I understand your argument based on the simplicity of the solution, and 
the relative speed of the code compared to the alternative of 
determining 'scope' at run-time. I respect your argument but I think 
that it is an incomplete solution from the end-user's perspective 
because he must be aware of the 'scope'-ness of the objects he uses and 
notate the objects accordingly. I think this is an imposition although I 
could live with it. But I would like to see the dynamic solution at 
least attempted.

> 
>> The whole point of 'scope' ( RAII ) in GC is that, for the most part, 
>> an end-user should instantiate and use 'scope' classes just as he 
>> would normal GC classes, with the language taking care to 
>> automatically destruct an object of a 'scope' class just as soon as 
>> the last reference to that object goes out of scope.
> 
> Well, perhaps there's a solution that would do what you want while still 
> keeping it compile-time only.

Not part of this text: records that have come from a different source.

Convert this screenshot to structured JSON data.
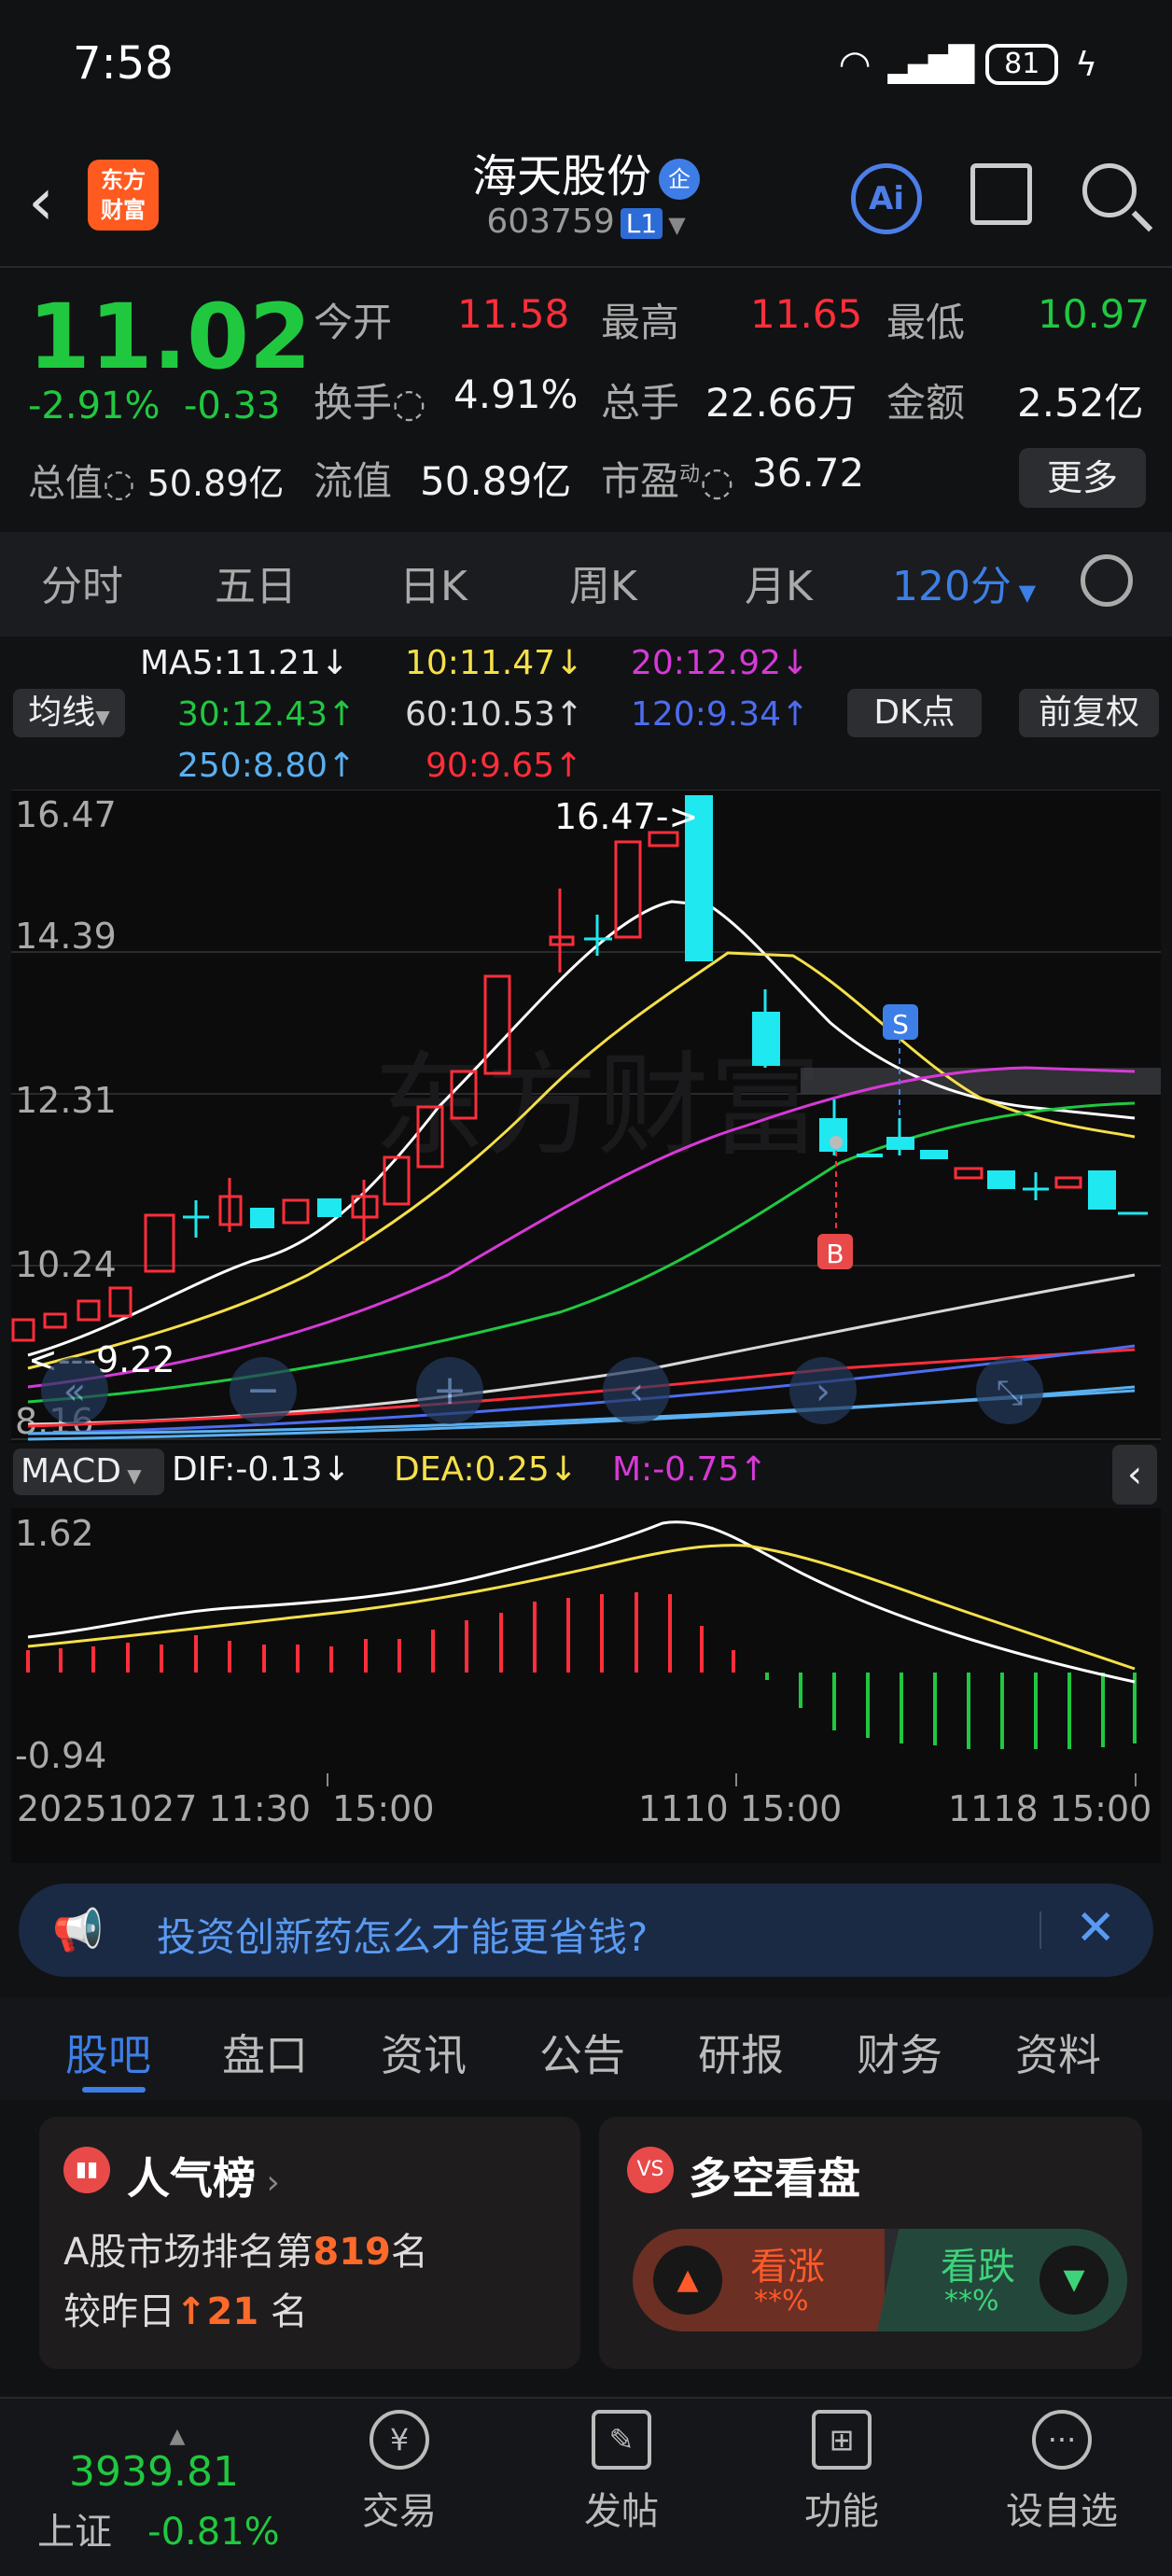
{
  "status": {
    "time": "7:58",
    "battery": "81"
  },
  "header": {
    "title": "海天股份",
    "badge": "企",
    "code": "603759",
    "level": "L1",
    "logo_text": "东方财富"
  },
  "quote": {
    "price": "11.02",
    "change_pct": "-2.91%",
    "change": "-0.33",
    "total_value_label": "总值",
    "total_value": "50.89亿",
    "fields": [
      {
        "label": "今开",
        "value": "11.58",
        "color": "red"
      },
      {
        "label": "最高",
        "value": "11.65",
        "color": "red"
      },
      {
        "label": "最低",
        "value": "10.97",
        "color": "green"
      },
      {
        "label": "换手",
        "value": "4.91%",
        "color": "white"
      },
      {
        "label": "总手",
        "value": "22.66万",
        "color": "white"
      },
      {
        "label": "金额",
        "value": "2.52亿",
        "color": "white"
      },
      {
        "label": "流值",
        "value": "50.89亿",
        "color": "white"
      },
      {
        "label": "市盈",
        "sup": "动",
        "value": "36.72",
        "color": "white"
      }
    ],
    "more_label": "更多"
  },
  "periods": [
    "分时",
    "五日",
    "日K",
    "周K",
    "月K",
    "120分"
  ],
  "ma_legend": {
    "selector": "均线",
    "items": [
      {
        "text": "MA5:11.21↓",
        "color": "#f2f2f2"
      },
      {
        "text": "10:11.47↓",
        "color": "#f5e04a"
      },
      {
        "text": "20:12.92↓",
        "color": "#d63ad6"
      },
      {
        "text": "30:12.43↑",
        "color": "#20c840"
      },
      {
        "text": "60:10.53↑",
        "color": "#d8d8d8"
      },
      {
        "text": "120:9.34↑",
        "color": "#4d6cf0"
      },
      {
        "text": "250:8.80↑",
        "color": "#5ab0f0"
      },
      {
        "text": "90:9.65↑",
        "color": "#ff2e3a"
      }
    ],
    "dk_label": "DK点",
    "adjust_label": "前复权"
  },
  "kchart": {
    "y_labels": [
      "16.47",
      "14.39",
      "12.31",
      "10.24",
      "8.16"
    ],
    "high_note": "16.47->",
    "low_note": "<---9.22",
    "markers": [
      "S",
      "B"
    ],
    "watermark": "东方财富"
  },
  "macd": {
    "selector": "MACD",
    "dif": "DIF:-0.13↓",
    "dea": "DEA:0.25↓",
    "m": "M:-0.75↑",
    "y_top": "1.62",
    "y_bottom": "-0.94"
  },
  "time_axis": [
    "20251027 11:30",
    "15:00",
    "1110 15:00",
    "1118 15:00"
  ],
  "banner": {
    "text": "投资创新药怎么才能更省钱?"
  },
  "content_tabs": [
    "股吧",
    "盘口",
    "资讯",
    "公告",
    "研报",
    "财务",
    "资料"
  ],
  "popularity": {
    "title": "人气榜",
    "rank_prefix": "A股市场排名第",
    "rank": "819",
    "rank_suffix": "名",
    "change_prefix": "较昨日",
    "change": "21",
    "change_suffix": "名"
  },
  "sentiment": {
    "title": "多空看盘",
    "up_label": "看涨",
    "up_pct": "**%",
    "down_label": "看跌",
    "down_pct": "**%"
  },
  "bottom_nav": {
    "index_value": "3939.81",
    "index_name": "上证",
    "index_change": "-0.81%",
    "items": [
      "交易",
      "发帖",
      "功能",
      "设自选"
    ]
  },
  "colors": {
    "up": "#ff2e3a",
    "down": "#20c840",
    "accent": "#3d7fe6",
    "candle_down": "#1fe8f0"
  }
}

It's some sort of compromise. Take these 
> three classes:
> 
>     class A {}
>     scope class B : A {}
>     scope class C : B {}
> 
> B and C are scope, A isn't. Now, what if writing "B" was equivalent to 
> writing "scope B" (since B is scope) and "C" was equivalent to writing 
> "scope C". Obviously, writing "A" wouldn't be equivalent to "scope A" 
> (because A is not scope). Then you could have:
> 
>     A a1 = new A;
>     A a2 = new B; // illegal: B is scope, cannot be assigned to non-scope A
>     scope A a3 = new B; // legal: B is scope and scope A is (explicitly) 
> scope
> 
>     B b1 = new B;
>     B b2 = new C; // legal: C is scope and B is (implicitly) scope
>     scope B3 = new C; // same as above
> 
> That would mean that you'd only have to explictly write scope if you're 
> using the non-scope base class as a type to hold a reference to your 
> scope object.

Yes, I understand your example completely.

> 
> 
>>> But there are still many holes in this scheme in which scope now 
>>> means reference-counted. Take this example:
>>>
>>>     class A {
>>>         void doSomething() {
>>>             globalReferences ~= this;
>>>         }
>>>     }
>>>     scope class B { }
>>>
>>>     A[] globalReferences;
>>>
>>>     scope B b = new B; // Scope could be made implicit here, but it's 
>>> irrelevant to my example
>>>     b.doSomething();
>>>
>>> This last statement would call A.doSomething which would put a 
>>> non-scoped reference to globalReferences, which would fail to retain 
>>> the object. There are two ways around that: ignore the problem and 
>>> let the programmer handle these cases (basically, that is what 
>>> boost::shared_ptr would do in such a situation), or introduce a new 
>>> keyword to decorate parameters for functions that do not keep any 
>>> reference beyound their own call so that you don't need to duplicate 
>>> all your functions for a scope and non-scope parameter (much like 
>>> const is the middle ground between mutable and invariant).
>>
>> No, A.doSomething would put a 'scoped' reference in a non-scope array. 
>> However if we specify 'scope A[] globalReferences;' we can solve that 
>> problem.
> 
> Sure, you're solving the problem nicely. But how does the compiler finds 
> out there's a problem in the first place? It needs to know that the this 
> parameter is scope, and thus the member function should be decorated 
> scope (just like you'd do with invariant). So you'd need to duplicate 
> every member function so that it can be used either as scope or 
> non-scope, and that's not very interesting unless you can declare that 
> the function does not need to know if the paramater is typed scope or 
> not (just like const means you don't know if it's invariant or mutable).

I am lost about what you are saying above. Member functions have nothing 
to do with 'scope'.